On seeing Isabella, Angelo - like so many modern-day zealots with feet of clay - falls in immediate lust with her, and attempts to blackmail her into his bed. The choice is her virtue or Claudio's life, Angelo tells her, knowing that even if she were to report him, nobody would believe her.
But the Duke is made aware of the plot, and he hatches a scheme of his own to save Isabella's virtue and reveal Angelo's duplicity.
A parallel comic storyline follows the banter among a 'flamboyant bachelor,' Lucio (Kevin Ganger); the brothel owner, Mistress Overdone (Cody Messick); and her employee, Pompey (Stephanie Hankinson).
Eventually, the good get their reward, and the bad their just desserts: All's well that ends well.
Director Randy Symank has mounted a strong production. The play is set in modern dress: so modern that the sex workers - Maryanne Reveles, Tracy Kutt, Karen Askeland and Kelly Fleischmann - wear tight, skimpy black dresses and wigs of electric fuschia, blue, green and copper.
The performances are excellent across the board, with Orr and Battista rising above the rest. Orr gives the Duke a likable, accessible demeanor; Battista brings a glowing 'goodness' to her character.

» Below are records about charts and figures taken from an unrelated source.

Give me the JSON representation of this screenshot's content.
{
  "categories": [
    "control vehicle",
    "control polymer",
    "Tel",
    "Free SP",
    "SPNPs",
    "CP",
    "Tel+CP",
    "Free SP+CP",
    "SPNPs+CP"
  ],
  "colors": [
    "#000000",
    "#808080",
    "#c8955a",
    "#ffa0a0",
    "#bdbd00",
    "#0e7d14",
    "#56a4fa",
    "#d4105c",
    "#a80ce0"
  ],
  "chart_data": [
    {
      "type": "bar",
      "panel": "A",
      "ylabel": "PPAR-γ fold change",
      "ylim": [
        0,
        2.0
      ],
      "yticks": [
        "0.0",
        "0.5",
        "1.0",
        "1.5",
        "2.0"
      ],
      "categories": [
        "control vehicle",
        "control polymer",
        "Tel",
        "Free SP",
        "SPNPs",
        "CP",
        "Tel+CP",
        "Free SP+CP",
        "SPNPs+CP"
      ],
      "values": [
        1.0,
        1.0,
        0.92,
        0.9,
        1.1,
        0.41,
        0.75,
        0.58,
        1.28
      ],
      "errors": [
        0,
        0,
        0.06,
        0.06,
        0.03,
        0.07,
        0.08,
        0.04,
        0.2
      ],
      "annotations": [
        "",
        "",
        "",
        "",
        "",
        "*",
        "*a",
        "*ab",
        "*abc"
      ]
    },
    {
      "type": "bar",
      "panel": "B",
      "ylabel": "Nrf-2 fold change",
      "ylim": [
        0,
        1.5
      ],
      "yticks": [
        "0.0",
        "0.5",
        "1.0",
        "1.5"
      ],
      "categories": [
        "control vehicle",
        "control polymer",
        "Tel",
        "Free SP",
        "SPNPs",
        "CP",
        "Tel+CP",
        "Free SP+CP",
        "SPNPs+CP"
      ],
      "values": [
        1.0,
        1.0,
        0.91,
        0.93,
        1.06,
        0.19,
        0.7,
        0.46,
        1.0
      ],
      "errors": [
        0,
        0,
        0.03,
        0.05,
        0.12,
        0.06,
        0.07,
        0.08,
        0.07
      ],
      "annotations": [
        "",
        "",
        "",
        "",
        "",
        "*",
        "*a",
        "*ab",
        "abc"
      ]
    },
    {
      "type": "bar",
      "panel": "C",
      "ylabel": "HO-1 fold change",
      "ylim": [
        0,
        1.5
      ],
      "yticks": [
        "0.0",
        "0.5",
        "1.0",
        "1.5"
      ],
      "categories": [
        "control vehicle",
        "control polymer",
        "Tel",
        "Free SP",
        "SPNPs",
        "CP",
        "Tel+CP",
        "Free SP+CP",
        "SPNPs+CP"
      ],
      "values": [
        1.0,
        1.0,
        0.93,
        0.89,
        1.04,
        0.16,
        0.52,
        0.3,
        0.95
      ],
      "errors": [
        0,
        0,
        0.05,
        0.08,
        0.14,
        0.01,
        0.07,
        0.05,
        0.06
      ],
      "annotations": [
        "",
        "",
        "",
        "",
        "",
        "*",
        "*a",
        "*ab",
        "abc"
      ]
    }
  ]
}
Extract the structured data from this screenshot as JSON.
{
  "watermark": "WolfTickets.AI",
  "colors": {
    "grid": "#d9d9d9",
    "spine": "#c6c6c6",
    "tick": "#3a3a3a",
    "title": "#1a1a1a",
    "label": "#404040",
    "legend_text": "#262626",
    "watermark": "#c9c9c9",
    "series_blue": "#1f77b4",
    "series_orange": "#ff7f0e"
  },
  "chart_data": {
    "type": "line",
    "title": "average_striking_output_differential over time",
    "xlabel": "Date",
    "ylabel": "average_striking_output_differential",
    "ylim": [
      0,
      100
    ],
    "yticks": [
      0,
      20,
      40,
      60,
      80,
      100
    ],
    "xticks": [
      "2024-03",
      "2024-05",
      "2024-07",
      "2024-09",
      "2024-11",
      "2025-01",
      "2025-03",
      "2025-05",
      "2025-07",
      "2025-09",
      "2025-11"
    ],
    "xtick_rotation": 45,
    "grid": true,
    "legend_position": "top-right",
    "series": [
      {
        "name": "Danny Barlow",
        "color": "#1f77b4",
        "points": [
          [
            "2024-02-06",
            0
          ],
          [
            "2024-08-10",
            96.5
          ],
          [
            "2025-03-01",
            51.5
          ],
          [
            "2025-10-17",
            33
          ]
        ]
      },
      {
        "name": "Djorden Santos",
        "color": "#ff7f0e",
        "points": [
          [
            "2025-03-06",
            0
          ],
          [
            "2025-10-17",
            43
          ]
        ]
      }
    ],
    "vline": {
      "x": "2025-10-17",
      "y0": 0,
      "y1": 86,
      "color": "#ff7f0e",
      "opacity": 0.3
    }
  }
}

Her passionate argument with Angelo is particularly moving.
On a lesser note, someone decided to add music to the production, for reasons I cannot fathom. Isaac Blackstock is credited with 'electric music composition,' and Rich Gaarde as music director and arranger, with vocals performed by Allison Minick and Isaac Blackstock. While nothing is wrong with the music, it feels gratuitous and out of place; it also adds nothing but extra minutes to the overall production.
I didn't mind the dancing so much - choreography by Hope Mirlis - but the 'Let's take a break here, and sing lyrics that aren't Shakespeare's words, which the audience can't understand anyway' parts easily could have been dropped.
'Measure for Measure' points a finger at hypocrisy, corruption and human frailty: sadly, all themes that seem much too applicable to today's political climate, and which make this Shakespeare classic all the more appropriate for a university production.